Northrop Grumman Corporation filed a registration statement on Form S-4 (File No. 333-83672) with the Securities and Exchange Commission on March 4, 2002 that has been amended to include a joint proxy statement/prospectus relating to the proposed merger of Northrop Grumman and TRW Inc. The directors, certain executive officers and other employees and representatives of Northrop Grumman and TRW Inc. may be deemed to be participants in the solicitation of proxies for the shareholder meetings relating to the proposed merger.
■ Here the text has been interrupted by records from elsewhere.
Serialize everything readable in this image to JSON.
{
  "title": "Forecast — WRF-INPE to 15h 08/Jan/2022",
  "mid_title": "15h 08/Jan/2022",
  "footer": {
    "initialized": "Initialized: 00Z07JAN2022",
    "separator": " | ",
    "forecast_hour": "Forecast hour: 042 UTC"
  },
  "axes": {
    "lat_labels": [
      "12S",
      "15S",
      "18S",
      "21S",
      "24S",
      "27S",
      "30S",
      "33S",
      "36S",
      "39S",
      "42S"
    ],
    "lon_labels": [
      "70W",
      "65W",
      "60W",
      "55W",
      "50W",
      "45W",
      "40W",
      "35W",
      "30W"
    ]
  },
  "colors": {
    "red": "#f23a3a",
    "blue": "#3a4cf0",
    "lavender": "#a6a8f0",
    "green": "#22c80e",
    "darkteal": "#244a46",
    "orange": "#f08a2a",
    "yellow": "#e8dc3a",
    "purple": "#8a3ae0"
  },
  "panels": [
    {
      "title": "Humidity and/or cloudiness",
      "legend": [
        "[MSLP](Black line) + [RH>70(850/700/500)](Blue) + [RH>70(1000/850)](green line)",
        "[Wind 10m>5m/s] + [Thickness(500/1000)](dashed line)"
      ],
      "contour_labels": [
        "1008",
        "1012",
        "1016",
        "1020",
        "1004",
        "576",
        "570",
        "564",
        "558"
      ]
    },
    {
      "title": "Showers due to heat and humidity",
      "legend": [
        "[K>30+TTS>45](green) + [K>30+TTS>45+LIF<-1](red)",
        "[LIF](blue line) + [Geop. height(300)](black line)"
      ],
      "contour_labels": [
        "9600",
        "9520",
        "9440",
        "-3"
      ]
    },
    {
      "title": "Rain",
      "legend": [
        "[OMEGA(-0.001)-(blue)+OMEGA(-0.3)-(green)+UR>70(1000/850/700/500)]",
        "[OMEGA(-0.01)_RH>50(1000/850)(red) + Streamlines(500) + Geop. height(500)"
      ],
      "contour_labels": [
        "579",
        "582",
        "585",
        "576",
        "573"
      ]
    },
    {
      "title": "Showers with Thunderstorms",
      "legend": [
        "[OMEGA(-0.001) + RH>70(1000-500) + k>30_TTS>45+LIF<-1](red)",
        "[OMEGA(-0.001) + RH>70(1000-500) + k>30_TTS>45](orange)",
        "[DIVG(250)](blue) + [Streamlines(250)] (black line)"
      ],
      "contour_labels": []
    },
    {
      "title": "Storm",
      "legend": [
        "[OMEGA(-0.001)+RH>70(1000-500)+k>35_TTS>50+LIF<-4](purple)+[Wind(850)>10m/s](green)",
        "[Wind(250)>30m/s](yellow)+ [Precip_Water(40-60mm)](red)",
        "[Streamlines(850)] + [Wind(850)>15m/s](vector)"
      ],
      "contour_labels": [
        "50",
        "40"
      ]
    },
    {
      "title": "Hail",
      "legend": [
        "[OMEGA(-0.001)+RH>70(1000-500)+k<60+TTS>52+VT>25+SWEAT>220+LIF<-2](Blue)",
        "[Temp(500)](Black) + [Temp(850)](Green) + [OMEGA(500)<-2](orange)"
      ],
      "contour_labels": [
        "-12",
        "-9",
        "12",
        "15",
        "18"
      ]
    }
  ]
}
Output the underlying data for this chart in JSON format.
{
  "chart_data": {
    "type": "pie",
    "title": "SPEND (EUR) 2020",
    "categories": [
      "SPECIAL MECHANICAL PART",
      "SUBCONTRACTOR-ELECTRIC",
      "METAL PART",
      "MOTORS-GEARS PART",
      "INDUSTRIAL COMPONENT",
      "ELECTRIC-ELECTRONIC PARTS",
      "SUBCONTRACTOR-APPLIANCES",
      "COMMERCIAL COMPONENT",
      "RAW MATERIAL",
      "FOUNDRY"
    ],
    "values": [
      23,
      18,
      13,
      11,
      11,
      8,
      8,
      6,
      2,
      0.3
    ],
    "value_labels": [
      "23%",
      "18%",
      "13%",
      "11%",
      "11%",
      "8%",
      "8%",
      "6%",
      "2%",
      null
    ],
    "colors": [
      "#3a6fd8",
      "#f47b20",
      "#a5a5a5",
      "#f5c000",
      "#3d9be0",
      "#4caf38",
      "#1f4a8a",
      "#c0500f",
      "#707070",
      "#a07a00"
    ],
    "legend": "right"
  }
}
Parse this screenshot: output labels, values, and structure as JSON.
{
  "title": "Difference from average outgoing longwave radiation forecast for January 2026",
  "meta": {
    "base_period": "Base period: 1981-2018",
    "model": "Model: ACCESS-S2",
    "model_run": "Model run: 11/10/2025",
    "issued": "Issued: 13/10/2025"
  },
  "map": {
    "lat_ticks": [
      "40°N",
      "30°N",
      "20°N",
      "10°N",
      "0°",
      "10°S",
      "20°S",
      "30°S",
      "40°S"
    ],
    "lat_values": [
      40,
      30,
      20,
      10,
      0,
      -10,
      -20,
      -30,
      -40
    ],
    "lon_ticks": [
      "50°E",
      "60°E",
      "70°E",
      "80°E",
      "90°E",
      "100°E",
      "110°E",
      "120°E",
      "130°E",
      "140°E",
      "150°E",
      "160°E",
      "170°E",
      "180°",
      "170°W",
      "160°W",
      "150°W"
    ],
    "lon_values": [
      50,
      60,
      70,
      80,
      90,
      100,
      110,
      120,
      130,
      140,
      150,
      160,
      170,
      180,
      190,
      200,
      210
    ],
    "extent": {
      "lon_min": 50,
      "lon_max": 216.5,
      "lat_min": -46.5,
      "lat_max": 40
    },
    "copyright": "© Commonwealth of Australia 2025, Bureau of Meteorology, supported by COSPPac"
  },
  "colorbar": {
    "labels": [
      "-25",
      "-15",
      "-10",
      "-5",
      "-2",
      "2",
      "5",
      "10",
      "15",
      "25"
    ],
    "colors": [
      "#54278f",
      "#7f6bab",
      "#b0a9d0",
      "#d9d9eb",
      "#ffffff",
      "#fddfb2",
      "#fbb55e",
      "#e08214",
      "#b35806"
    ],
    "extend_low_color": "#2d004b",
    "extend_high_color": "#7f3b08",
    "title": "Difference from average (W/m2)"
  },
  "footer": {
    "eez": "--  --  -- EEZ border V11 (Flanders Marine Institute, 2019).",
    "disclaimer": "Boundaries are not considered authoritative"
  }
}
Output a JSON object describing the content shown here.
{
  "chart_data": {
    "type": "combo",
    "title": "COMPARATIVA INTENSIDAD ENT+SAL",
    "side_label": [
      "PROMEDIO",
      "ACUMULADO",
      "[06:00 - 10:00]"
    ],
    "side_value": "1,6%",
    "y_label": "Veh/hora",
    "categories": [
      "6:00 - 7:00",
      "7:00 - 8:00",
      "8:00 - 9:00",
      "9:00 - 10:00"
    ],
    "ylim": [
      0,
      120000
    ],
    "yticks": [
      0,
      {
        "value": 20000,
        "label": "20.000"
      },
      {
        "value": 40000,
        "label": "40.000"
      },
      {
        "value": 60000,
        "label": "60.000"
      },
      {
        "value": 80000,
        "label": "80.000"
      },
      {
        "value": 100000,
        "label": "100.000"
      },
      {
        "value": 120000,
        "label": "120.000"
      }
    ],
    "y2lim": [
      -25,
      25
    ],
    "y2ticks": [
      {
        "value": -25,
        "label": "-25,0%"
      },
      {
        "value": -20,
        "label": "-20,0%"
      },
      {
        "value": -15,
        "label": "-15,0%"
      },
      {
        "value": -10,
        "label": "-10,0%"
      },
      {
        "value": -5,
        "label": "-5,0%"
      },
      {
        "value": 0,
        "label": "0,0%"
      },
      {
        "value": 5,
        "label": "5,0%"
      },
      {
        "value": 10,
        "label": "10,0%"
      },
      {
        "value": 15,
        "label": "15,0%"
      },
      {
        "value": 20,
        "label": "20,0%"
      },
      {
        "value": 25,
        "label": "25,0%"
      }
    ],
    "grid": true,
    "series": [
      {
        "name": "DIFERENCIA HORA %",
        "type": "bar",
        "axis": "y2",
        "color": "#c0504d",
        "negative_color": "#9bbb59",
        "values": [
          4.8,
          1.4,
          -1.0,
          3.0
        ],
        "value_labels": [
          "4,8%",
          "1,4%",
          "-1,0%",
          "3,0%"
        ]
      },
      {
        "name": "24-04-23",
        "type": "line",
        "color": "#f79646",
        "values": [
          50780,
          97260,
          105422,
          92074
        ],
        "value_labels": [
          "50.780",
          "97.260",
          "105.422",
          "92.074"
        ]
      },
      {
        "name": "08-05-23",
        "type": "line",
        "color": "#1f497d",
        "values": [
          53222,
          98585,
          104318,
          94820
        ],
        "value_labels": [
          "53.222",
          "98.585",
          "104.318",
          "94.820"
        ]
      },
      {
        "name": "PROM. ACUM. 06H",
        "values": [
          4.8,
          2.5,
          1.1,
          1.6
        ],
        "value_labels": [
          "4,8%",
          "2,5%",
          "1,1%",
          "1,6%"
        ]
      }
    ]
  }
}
The joint proxy statement/prospectus contains important information regarding such potential participants and other important matters that should be read by Northrop Grumman and TRW shareholders before making any decisions regarding the merger. Copies of joint proxy statement/prospectus, and any amendments or supplements thereto, may be obtained without charge at the SEC's website at www.sec.gov as they become available.